Derartiges erzählt man sich noch mancherlei vom Suckowschen Kammerherrn und man sagt auch, auf seinem Schloss liege noch bis auf den heutigen Tag eine alte Bibel, die sei mit gewaltigen Ketten verschlossen: und das sei auch nötig, denn darin befinden sich alle sieben Bücher Moses und darunter auch die zwei, welche in den gewöhnlichen Bibeln fehlen, und in denen, wie die Leute ja behaupten, das rechte Zauberzeug darin steht. Die Schrift des Buches ist aber schon ganz vergilbt und kaum noch lesbar.

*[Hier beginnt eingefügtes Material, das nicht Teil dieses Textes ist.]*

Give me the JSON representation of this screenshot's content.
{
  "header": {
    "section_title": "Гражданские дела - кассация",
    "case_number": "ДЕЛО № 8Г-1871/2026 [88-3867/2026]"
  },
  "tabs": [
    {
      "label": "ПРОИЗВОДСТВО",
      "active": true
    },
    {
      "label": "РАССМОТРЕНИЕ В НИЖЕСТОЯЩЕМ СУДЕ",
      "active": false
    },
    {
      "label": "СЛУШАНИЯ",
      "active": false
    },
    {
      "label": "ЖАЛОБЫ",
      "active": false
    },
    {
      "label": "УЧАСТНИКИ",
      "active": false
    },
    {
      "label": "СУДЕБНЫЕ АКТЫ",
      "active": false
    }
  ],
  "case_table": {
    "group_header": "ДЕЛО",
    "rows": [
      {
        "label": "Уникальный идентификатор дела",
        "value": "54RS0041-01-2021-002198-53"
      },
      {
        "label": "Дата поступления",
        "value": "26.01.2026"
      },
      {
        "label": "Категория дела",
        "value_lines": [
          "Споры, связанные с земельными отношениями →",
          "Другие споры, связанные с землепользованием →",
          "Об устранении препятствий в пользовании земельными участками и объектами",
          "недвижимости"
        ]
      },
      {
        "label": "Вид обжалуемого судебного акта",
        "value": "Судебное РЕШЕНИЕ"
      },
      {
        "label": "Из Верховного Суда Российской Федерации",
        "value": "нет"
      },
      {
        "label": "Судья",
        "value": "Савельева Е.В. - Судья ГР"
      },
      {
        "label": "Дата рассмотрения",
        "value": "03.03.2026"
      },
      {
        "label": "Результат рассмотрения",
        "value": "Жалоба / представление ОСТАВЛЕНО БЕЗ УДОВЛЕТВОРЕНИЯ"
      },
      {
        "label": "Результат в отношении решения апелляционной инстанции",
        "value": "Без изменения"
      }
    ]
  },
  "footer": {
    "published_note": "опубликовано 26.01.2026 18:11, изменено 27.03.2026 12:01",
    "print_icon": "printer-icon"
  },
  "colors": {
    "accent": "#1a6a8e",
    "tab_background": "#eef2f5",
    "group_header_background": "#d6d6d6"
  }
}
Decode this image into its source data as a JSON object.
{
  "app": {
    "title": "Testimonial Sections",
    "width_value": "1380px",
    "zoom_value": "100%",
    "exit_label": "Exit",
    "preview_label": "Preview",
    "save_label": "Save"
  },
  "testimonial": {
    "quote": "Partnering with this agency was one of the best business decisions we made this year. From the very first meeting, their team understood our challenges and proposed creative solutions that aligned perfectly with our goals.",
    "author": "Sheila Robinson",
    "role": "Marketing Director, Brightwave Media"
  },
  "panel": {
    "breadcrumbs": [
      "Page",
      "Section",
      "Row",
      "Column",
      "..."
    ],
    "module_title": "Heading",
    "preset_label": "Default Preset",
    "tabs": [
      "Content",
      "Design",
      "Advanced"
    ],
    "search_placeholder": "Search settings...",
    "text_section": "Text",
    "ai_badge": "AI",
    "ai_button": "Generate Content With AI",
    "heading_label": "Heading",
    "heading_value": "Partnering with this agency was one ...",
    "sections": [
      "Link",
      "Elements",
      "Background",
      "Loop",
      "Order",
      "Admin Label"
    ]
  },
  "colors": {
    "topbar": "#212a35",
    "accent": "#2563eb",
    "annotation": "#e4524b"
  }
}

Daraus hat der Suckowsche Kammerherr seine Kunst entnommen. Einige Hauptstücke hat er vom Müller Pumpfuß gelernt. Das war ein Müller in der Gegend von Gramzow und einer der größten Tausendkünstler, die es je gegeben hatte. Mit dem war aber der Suckowsche Kammerherr so zusammengekommen. Er fuhr einmal eines Abends spät nach Haus zurück, und wie er an einen Hohlweg kam, wollten die Pferde nicht weiter und blieben vor einem dunklen Gegenstand, der quer über dem Weg lag, stehen. Das war aber Pumpfuß, der hatte sich dorthin gelegt und tat, als höre er weder Wagen noch Pferde. Der Kutscher, welcher glaubte, es wäre ein Betrunkener, stieg ab, um ihm auf die Beine zu helfen, aber Pumpfuß rückte und rührte sich nicht und machte sich steif wie ein Baumstamm. Da wurde der alte Kammerherr zornig und befahl dem Kutscher wieder aufzusteigen und über den Kerl fortzufahren, wenn er denn gar nicht aufstehen wollte. Der stieg auch auf, aber so viel er auch auf die Pferde lospeitschte, sie gingen nicht vorwärts und der Wagen rührte sich nicht von der Stelle. Da merkte der Kammerherr, dass der Wagen festgemacht sei – das war auch so ein altes Zauberstück – und hieß den Kutscher noch einmal herunter vom Bock steigen und den Kerl fragen, wer er eigentlich sei und was er wolle. Als er nun hörte, dass es Pumpfuß sei, sagte er: »Den habe ich lange gesucht«, und hieß ihn in seinen Wagen steigen und mit auf sein Schloss fahren, damit er ihm alles lehre, was er könne. Das tat denn auch Pumpfuß, und so lernte denn auch der Kammerherr alles von ihm, was er wissen wollte. Als er nun nach einiger Zeit glaubte, alles zu können, fragte er seinen Lehrmeister, ob er ihm auch alles, was er wisse, gezeigt habe. Wie das nun Pumpfuß bejahte, ließ er einen Scharfrichter kommen, der sollte ihm den Kopf abschlagen, damit er keinem weiter das lehren könne, was er ihm gelehrt hatte. Pumpfuß tat, als ob gar nichts wäre, und ihn die Sache gar nichts anginge. Als aber der Scharfrichter zuhauen wollte und schon den Arm mit dem Beil hob, siehe, da blieb ihm plötzlich Arm und Beil in der Luft stehen, – er wart festgemacht. Da lachte Pumpfuß und sagte, »Das Kunststück habe ich noch für mich behalten« und ging ungefährdet seiner Wege. Der Kammerherr war aber schließlich nur noch froh, dass er ihn so ohne Weiteres los geworden war.